There are many indignities involved with having an accent. To begin with, many strangers will say they can never understand you. Added to the list, in our modern world, is the inability of those with accents to get the most out of their voice recognition technology. Shortly after Siri launched on the iPhone 4S, Scottish users took to the Internet to protest that she couldn’t understand their accents. A month later, those criticisms persist: The past week has brought complaints that Siri still fumbles with Southern and Indian accents, too.
The good news, according to several experts, is that Siri and other voice recognition software will inevitably get better at understanding accents. Though understanding accents poses a particular problem for voice recognition, research is advancing, and the increasing stores of data on accents means that Siri will improve with time. “All recognizers get better every year,” and Siri will be no exception, Dan Jurafsky, a professor of linguistics and computer science at Stanford, tells Fast Company.
How exactly does voice recognition software deal with accents? In general, voice recognition works by first collecting vast amounts of data in the standard pronunciation of a language. Researchers then build a “dictionary” mapping words to their corresponding sound components, called “phones.” Once that standard dictionary is constructed, says Jurafsky, there is a multi-step process for ameliorating the accent problem: 1) collect as much accented data as possible, 2) combine the larger standard speech data with the smaller amount of accented data, and 3) create a modified pronunciation dictionary for the accent. There are then two final steps that kick in once a particular user begins interacting with the software: 4) identify the user’s accent, and 5) use adaptation techniques to quickly shift your model toward the user’s accent.
After watching some of the YouTube videos of Scottish Siri haters, Jurafsky said he suspects “the problem may be caused by problems in the pronunciation dictionary for the very strongly accented speakers.” Jurafsky suspects that companies tend to skimp on step three of the five-step process above: the creation of modified dictionaries. Though Apple declined to comment for this story, its Siri FAQ page offers mixed messages. On the one hand, it says that “Siri uses voice recognition algorithms to categorize your voice into one of the dialects or accents it understands.” On the other hand, it refers to “United Kingdom” and “American” English as though each were a uniform thing–supporting the theory that it may not have exhaustively thorough pronunciation dictionaries for specific regional accents.
Siri surely launched with some data on accents, though, given that Siri is widely believed to use speech recognition technology provided by Nuance. (“We can’t say much about our relationship with Apple,” Nuance’s Peter Mahoney says. “All we can say is we provide technology for certain Apple products.”) Nuance, for its part, employs distinctive models for eight different varieties of accented English commonly heard in the U.S.: Northeast, Southern, Midlands, Southeast Asian, Indian, U.K., Hispanic, and even “a generic children’s model” are all represented in the Nuance product Dragon NaturallySpeaking, which offers voice control for PCs.

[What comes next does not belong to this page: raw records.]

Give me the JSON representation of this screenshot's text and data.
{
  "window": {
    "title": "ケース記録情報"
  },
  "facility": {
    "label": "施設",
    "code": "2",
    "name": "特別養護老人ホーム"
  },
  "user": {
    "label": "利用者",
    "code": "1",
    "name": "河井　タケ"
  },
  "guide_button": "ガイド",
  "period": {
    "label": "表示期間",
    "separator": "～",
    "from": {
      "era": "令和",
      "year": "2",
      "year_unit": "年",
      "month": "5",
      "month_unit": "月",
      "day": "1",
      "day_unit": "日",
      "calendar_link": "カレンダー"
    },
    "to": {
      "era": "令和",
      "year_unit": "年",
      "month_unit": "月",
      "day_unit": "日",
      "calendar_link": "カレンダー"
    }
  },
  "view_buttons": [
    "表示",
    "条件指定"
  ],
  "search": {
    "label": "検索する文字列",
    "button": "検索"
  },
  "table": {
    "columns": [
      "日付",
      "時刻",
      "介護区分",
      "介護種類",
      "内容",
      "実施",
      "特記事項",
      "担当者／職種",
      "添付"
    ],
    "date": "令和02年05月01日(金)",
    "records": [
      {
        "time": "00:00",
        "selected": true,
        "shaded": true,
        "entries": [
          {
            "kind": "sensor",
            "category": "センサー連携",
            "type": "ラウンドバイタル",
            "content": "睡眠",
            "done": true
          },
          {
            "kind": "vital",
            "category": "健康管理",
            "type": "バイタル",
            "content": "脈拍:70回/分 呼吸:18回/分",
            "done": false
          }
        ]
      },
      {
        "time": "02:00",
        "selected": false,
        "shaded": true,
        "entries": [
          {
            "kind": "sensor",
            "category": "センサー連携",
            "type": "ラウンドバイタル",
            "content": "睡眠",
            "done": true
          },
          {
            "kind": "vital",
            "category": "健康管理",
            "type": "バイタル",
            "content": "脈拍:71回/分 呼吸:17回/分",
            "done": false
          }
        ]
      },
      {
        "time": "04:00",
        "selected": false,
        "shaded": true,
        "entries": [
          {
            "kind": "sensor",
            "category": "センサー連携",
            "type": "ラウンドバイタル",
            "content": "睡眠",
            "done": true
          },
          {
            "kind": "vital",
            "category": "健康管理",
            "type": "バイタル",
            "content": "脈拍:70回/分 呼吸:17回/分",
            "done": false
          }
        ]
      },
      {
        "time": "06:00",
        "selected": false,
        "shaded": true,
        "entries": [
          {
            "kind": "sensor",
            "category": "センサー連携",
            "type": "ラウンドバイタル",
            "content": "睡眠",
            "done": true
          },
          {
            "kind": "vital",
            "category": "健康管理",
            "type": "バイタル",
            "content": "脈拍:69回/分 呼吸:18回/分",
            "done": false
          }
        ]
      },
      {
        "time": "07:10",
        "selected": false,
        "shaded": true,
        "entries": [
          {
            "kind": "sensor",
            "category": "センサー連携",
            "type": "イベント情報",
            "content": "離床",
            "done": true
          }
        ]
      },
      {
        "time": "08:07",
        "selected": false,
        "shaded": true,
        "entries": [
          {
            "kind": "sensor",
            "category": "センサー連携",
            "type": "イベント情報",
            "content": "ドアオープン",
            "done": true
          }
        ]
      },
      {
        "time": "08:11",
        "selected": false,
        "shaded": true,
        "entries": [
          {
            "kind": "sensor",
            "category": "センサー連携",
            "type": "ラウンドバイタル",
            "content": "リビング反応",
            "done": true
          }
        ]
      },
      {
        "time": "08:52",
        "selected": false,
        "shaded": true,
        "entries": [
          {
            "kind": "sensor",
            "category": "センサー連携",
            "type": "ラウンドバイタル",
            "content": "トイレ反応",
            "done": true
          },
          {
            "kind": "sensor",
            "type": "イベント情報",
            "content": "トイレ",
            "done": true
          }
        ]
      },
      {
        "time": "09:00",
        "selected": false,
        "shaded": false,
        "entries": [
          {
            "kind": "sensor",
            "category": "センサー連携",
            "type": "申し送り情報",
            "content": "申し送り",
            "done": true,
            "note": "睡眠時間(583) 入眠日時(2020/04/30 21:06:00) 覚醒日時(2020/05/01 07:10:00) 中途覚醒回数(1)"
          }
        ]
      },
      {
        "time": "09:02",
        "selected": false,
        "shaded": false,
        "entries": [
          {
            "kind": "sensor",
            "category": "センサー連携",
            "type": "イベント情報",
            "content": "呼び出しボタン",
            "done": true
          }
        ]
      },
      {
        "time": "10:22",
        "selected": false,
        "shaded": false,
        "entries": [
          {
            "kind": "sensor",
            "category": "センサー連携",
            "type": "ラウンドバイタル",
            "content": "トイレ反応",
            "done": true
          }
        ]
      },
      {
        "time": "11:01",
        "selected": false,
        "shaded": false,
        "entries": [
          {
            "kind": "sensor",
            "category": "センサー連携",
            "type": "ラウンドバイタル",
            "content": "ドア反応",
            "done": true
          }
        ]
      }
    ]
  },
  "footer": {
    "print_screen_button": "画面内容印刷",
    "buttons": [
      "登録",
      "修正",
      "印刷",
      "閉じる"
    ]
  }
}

There’s another important feature of Siri that makes it likely to get better at accents quite soon: its mobile, cloud-based nature. Nuance’s Dragon NaturallySpeaking software lives on a hard drive; this makes it faster, but it limits the pool of data from which it can draw. Siri, meanwhile, is constantly collecting data not just on your accent, but on the accents of hundreds or thousands of people who sound like you. “In a cloud-based system like Siri, most of these systems are adaptive systems,” says Mahoney. “The more people use it, the smarter it gets. We’re going to get more data and have the ability to get more refined views of different accents, and over time it’s just going to get more and more accurate.” One emerging area of research in voice recognition, says Mahoney, is “basically inventing ways to use more and more and larger sets of data.”
Data doesn’t exist in a vacuum, though, say Mahoney and Jurafsky: The contributions and insights of researchers are needed to leverage that data to make incremental improvements to the technology. There are many prongs of attack on the accent problem, though it begins to take a PhD to even begin to understand them: Nuance spokesperson Rebecca Paquette says that key research is ongoing in “every aspect of the recognition and understanding problem: ‘feature extraction,’ statistical acoustic modeling, pronunciation modeling, language modeling, syntax and semantic analysis, conversation management, and more.”
Asked about a paper (PDF) he co-authored on detecting Shanghai-accented Mandarin, Jurafsky says “it didn’t change the world, let me say that.” But a technique it advocated–separating signature sounds that distinguish an accent, rather than all the aggregated data on an accent–has led to incremental improvement. This is a realm not of “revolutionary breakthroughs,” says Jurafsky, but rather of “a half-percent error reduction rate here, a half-percent error reduction rate there.” Enough small victories, and you have a beta product; enough more, and you satisfy even the most frustrated users.
Until then, though, Scottish users may only want to depend on voice recognition for non-mission-critical tasks. Even before Siri launched, the Scottish comic duo of Connell and Florence thought it unwise to rely on Siri-like technology in, for instance, elevators.